Suddenly the memory began to collapse — the forest dissolving into black ash.
"No!" Aria shouted, reaching for him.
Ethan touched her hand — and something passed between them. A memory. A flash.
A battlefield. A loss. A truth.
Then — she was back on the rocky path. Kael holding her steady.
"You disappeared for a second," he said, concerned. "Where were you?"
"I saw Ethan," she whispered. "He's trapped... and he's hurting."
They moved forward, deeper into the mist, until a ruined temple came into view — carved with symbols of sorrow and flame.
Inside, the air turned heavy. A great stone pillar stood in the center, and at its base, a heart-shaped crystal — blackened, cracked.
"The third Flame Beacon," Kael said. "But it's dying."
Aria stepped forward, and the bracelet on her wrist pulsed violently. It drew in the sorrow from the air, the pain echoing in the stone, the weight of forgotten souls.
She reached out and placed her palm on the crystal.
The pain hit her like a storm. Visions of loss, fear, betrayal — not hers, but Ethan's. His burden. His silence. His sacrifice.

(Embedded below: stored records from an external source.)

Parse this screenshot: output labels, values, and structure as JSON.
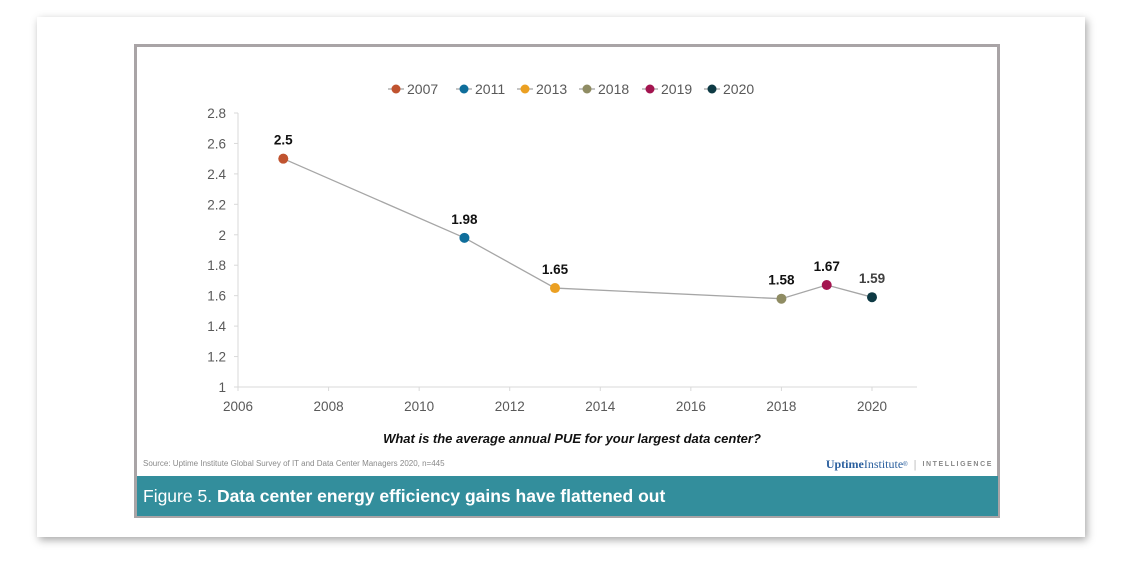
{
  "chart_data": {
    "type": "scatter",
    "title": "",
    "xlabel": "What is the average annual PUE for your largest data center?",
    "ylabel": "",
    "xlim": [
      2006,
      2020
    ],
    "ylim": [
      1,
      2.8
    ],
    "x_ticks": [
      "2006",
      "2008",
      "2010",
      "2012",
      "2014",
      "2016",
      "2018",
      "2020"
    ],
    "x_tick_values": [
      2006,
      2008,
      2010,
      2012,
      2014,
      2016,
      2018,
      2020
    ],
    "y_ticks": [
      "1",
      "1.2",
      "1.4",
      "1.6",
      "1.8",
      "2",
      "2.2",
      "2.4",
      "2.6",
      "2.8"
    ],
    "y_tick_values": [
      1,
      1.2,
      1.4,
      1.6,
      1.8,
      2,
      2.2,
      2.4,
      2.6,
      2.8
    ],
    "grid": false,
    "legend_position": "top-center",
    "connector_line_color": "#a6a6a6",
    "series": [
      {
        "name": "2007",
        "x": 2007,
        "y": 2.5,
        "label": "2.5",
        "color": "#c0532f"
      },
      {
        "name": "2011",
        "x": 2011,
        "y": 1.98,
        "label": "1.98",
        "color": "#0f6e9b"
      },
      {
        "name": "2013",
        "x": 2013,
        "y": 1.65,
        "label": "1.65",
        "color": "#eba022"
      },
      {
        "name": "2018",
        "x": 2018,
        "y": 1.58,
        "label": "1.58",
        "color": "#8f8c63"
      },
      {
        "name": "2019",
        "x": 2019,
        "y": 1.67,
        "label": "1.67",
        "color": "#a3144f"
      },
      {
        "name": "2020",
        "x": 2020,
        "y": 1.59,
        "label": "1.59",
        "color": "#0e3a44"
      }
    ]
  },
  "source_text": "Source: Uptime Institute Global Survey of IT and Data Center Managers 2020, n=445",
  "brand": {
    "uptime": "Uptime",
    "institute": "Institute",
    "trademark": "®",
    "intelligence": "INTELLIGENCE"
  },
  "caption": {
    "prefix": "Figure 5. ",
    "title": "Data center energy efficiency gains have flattened out"
  }
}
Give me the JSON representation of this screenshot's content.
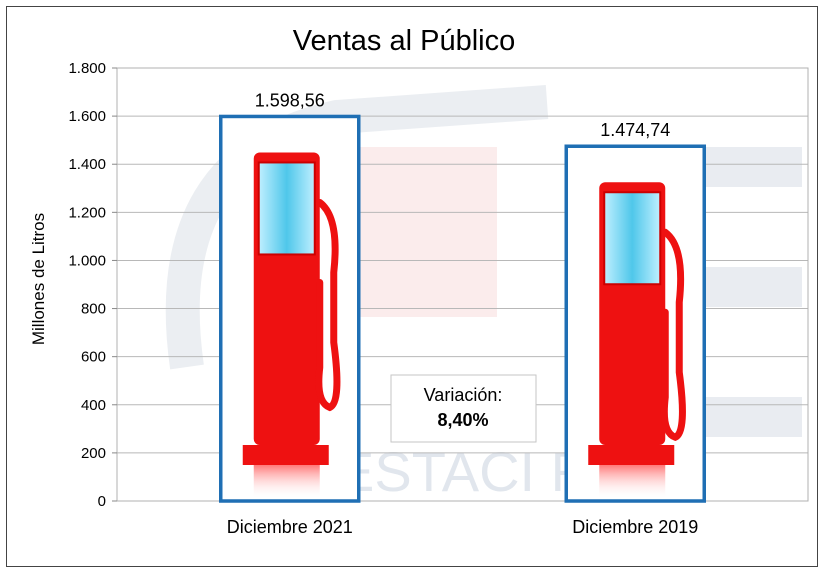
{
  "chart_data": {
    "type": "bar",
    "title": "Ventas al Público",
    "ylabel": "Millones de Litros",
    "xlabel": "",
    "categories": [
      "Diciembre 2021",
      "Diciembre 2019"
    ],
    "values": [
      1598.56,
      1474.74
    ],
    "value_labels": [
      "1.598,56",
      "1.474,74"
    ],
    "ylim": [
      0,
      1800
    ],
    "yticks": [
      0,
      200,
      400,
      600,
      800,
      1000,
      1200,
      1400,
      1600,
      1800
    ],
    "ytick_labels": [
      "0",
      "200",
      "400",
      "600",
      "800",
      "1.000",
      "1.200",
      "1.400",
      "1.600",
      "1.800"
    ],
    "grid": true,
    "bar_style": "fuel-pump-picture",
    "colors": {
      "bar_border": "#1f6fb4",
      "pump": "#ee1111",
      "screen": "#7ad8f0",
      "grid": "#b8b8b8"
    },
    "annotation": {
      "line1": "Variación:",
      "line2": "8,40%"
    },
    "watermark": "ESTACI     RO"
  }
}
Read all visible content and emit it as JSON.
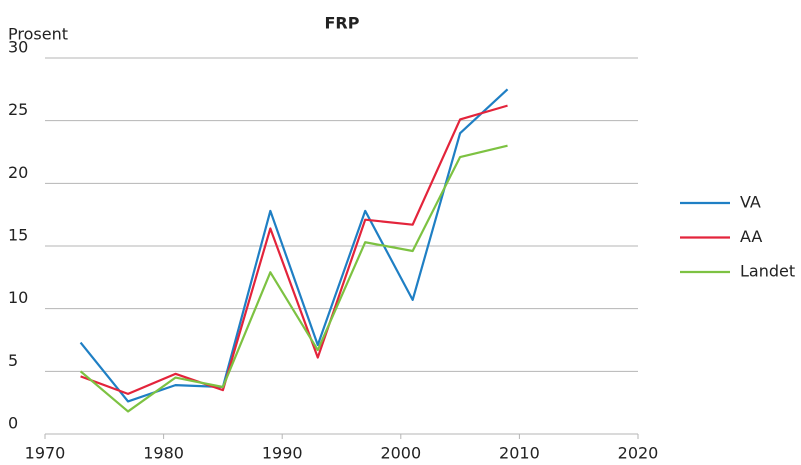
{
  "chart_data": {
    "type": "line",
    "title": "FRP",
    "y_label": "Prosent",
    "x": [
      1973,
      1977,
      1981,
      1985,
      1989,
      1993,
      1997,
      2001,
      2005,
      2009
    ],
    "series": [
      {
        "name": "VA",
        "color": "#1f7fc4",
        "values": [
          7.3,
          2.6,
          3.9,
          3.75,
          17.8,
          7.1,
          17.8,
          10.7,
          24,
          27.5
        ]
      },
      {
        "name": "AA",
        "color": "#e3243b",
        "values": [
          4.6,
          3.2,
          4.8,
          3.5,
          16.4,
          6.1,
          17.1,
          16.7,
          25.1,
          26.2
        ]
      },
      {
        "name": "Landet",
        "color": "#7dc242",
        "values": [
          5.0,
          1.8,
          4.5,
          3.75,
          12.9,
          6.7,
          15.3,
          14.6,
          22.1,
          23.0
        ]
      }
    ],
    "xlim": [
      1970,
      2020
    ],
    "xticks": [
      1970,
      1980,
      1990,
      2000,
      2010,
      2020
    ],
    "ylim": [
      0,
      30
    ],
    "yticks": [
      0,
      5,
      10,
      15,
      20,
      25,
      30
    ],
    "grid": true,
    "legend": "right"
  }
}
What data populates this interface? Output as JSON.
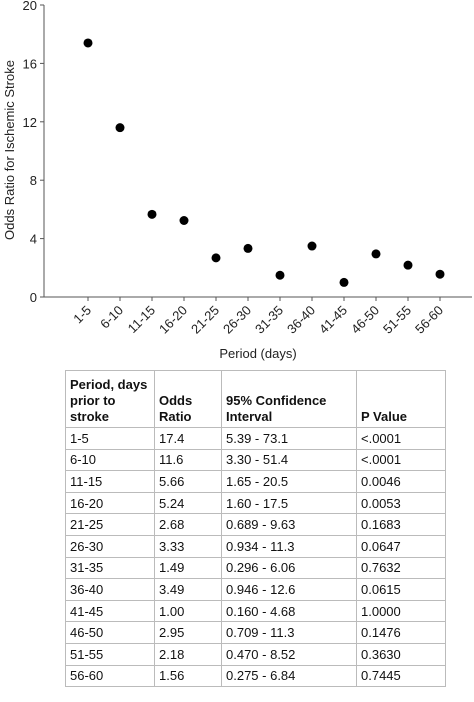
{
  "chart_data": {
    "type": "scatter",
    "y_label": "Odds Ratio for Ischemic Stroke",
    "x_label": "Period (days)",
    "categories": [
      "1-5",
      "6-10",
      "11-15",
      "16-20",
      "21-25",
      "26-30",
      "31-35",
      "36-40",
      "41-45",
      "46-50",
      "51-55",
      "56-60"
    ],
    "values": [
      17.4,
      11.6,
      5.66,
      5.24,
      2.68,
      3.33,
      1.49,
      3.49,
      1.0,
      2.95,
      2.18,
      1.56
    ],
    "color": "#000000",
    "ylim": [
      0,
      20
    ],
    "yticks": [
      0,
      4,
      8,
      12,
      16,
      20
    ],
    "grid": false
  },
  "table": {
    "header": [
      "Period, days prior to stroke",
      "Odds Ratio",
      "95% Confidence Interval",
      "P Value"
    ],
    "rows": [
      [
        "1-5",
        "17.4",
        "5.39 - 73.1",
        "<.0001"
      ],
      [
        "6-10",
        "11.6",
        "3.30 - 51.4",
        "<.0001"
      ],
      [
        "11-15",
        "5.66",
        "1.65 - 20.5",
        "0.0046"
      ],
      [
        "16-20",
        "5.24",
        "1.60 - 17.5",
        "0.0053"
      ],
      [
        "21-25",
        "2.68",
        "0.689 - 9.63",
        "0.1683"
      ],
      [
        "26-30",
        "3.33",
        "0.934 - 11.3",
        "0.0647"
      ],
      [
        "31-35",
        "1.49",
        "0.296 - 6.06",
        "0.7632"
      ],
      [
        "36-40",
        "3.49",
        "0.946 - 12.6",
        "0.0615"
      ],
      [
        "41-45",
        "1.00",
        "0.160 - 4.68",
        "1.0000"
      ],
      [
        "46-50",
        "2.95",
        "0.709 - 11.3",
        "0.1476"
      ],
      [
        "51-55",
        "2.18",
        "0.470 - 8.52",
        "0.3630"
      ],
      [
        "56-60",
        "1.56",
        "0.275 - 6.84",
        "0.7445"
      ]
    ]
  }
}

Tears poured from her eyes.
But she did not let go.
Instead, she whispered: "You're not alone anymore."
The crystal glowed red.
Then — burst into pure flame, rising like a phoenix, burning away the sorrow in the room. The third beacon awakened.
As the light settled, Aria collapsed into Kael's arms, drained but alive.
"You did it," he whispered.
But she didn't smile.
Because in her mind, Ethan's voice remained:
"Now you know the truth. But can you face what comes next?"